I'm sure you guys have thought of this style but if not I'd certainly start looking at it now because I think one of the big failings in previous MS initiatives (including EF v1) was not correctly supporting this style of development.

Pinky said...

Thanks for the clarification.

I (and we) understand the modeling approach you take, that is, use a general programming language to capture the domain. Great. Love it. We're not trying to prevent that.

We're trying to add a new way of doing modeling that augments what people do today, that is, lots of declarative/data-driven stuff in XML. In a data-driven world, you model behavior as data and use a runtime like WF to execute it.

Why would you do that? Well, there's lots of benefits from turning behavior from imperative code to declarative content. It's data so you can more easily query and transform. You can also more easily persist it, and send/receive it. You can build multiple interpretations of it (my favorite reason), e.g., if you want your own patterns and practices about how to execute a workflow, then you can massage to data to get that. That's much harder to do in C# - I've tried :)

But again, by no means are we saying that you shouldn't use C# or Ruby or whatever general language you use to model your domains. We just offer a higher level of abstraction and a data-oriented approach to modeling.

Colin Jack said...

Just to be clear, I didn't think you guys were trying to discourage us using general purpose languages and I only gave that as an example of what we do now. If Oslo offers a better path then I'd take it (or use it wherever it suited.


"We're trying to add a new way of doing modeling that augments what people do today, that is, lots of declarative/data-driven stuff in XML"

Get you, was hoping Oslo might enhance the approach I'm using now for example by allowing me to build DSLs on top of the existing behavior rich models I am creating.


"In a data-driven world, you model behavior as data and use a runtime
like WF to execute it."

Coming back to the behavior issue though, lets say I buy into the advantages of my entire model being represented as declarative content. Will you be providing any way to actually include behavior in that model, so that any DSLs I create can look as if I do have a behaviour rich model?

I can't see why not.



"Why would you do that? Well, there's lots of benefits from turning behavior from imperative code to declarative content."

I'm looking forward to being surprised but I'm not imaginative enough to think why the benefits you describe would be useful in domain modelling, not saying they don't have value elsewhere though.

Pinky said...

There is good news to help you with DSLs and your current approach.

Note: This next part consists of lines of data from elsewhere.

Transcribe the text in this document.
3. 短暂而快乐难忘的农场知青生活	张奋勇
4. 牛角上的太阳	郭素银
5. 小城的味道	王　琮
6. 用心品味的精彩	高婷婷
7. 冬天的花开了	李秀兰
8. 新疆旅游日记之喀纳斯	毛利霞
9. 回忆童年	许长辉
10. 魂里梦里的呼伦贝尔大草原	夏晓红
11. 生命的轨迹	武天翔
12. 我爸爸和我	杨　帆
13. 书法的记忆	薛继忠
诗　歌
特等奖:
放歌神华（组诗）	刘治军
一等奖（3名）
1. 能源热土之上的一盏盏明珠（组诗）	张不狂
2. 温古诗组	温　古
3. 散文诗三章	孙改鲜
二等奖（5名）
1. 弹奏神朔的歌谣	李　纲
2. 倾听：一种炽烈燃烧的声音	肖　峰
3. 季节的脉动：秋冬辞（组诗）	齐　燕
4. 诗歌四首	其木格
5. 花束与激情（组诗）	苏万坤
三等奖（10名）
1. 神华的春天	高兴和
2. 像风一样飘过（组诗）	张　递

You can choose to use our MGrammar language to write a DSL. MGrammar produces structured data. You can then write a small program to process that data and turn it into your OM or anything else you want to. This gives you the flexibility to separate the language from the implementation, support multiple implementations in time, and to present a textual DSL to customers. There's a couple of posts on how to do this, and a sample in the SDK.

Colin Jack said...

Ok ta, yeah that makes sense as its the sort of process you might use if you were creating a declarative internal DSL using a dynamic language. I'll definitely give it a shot.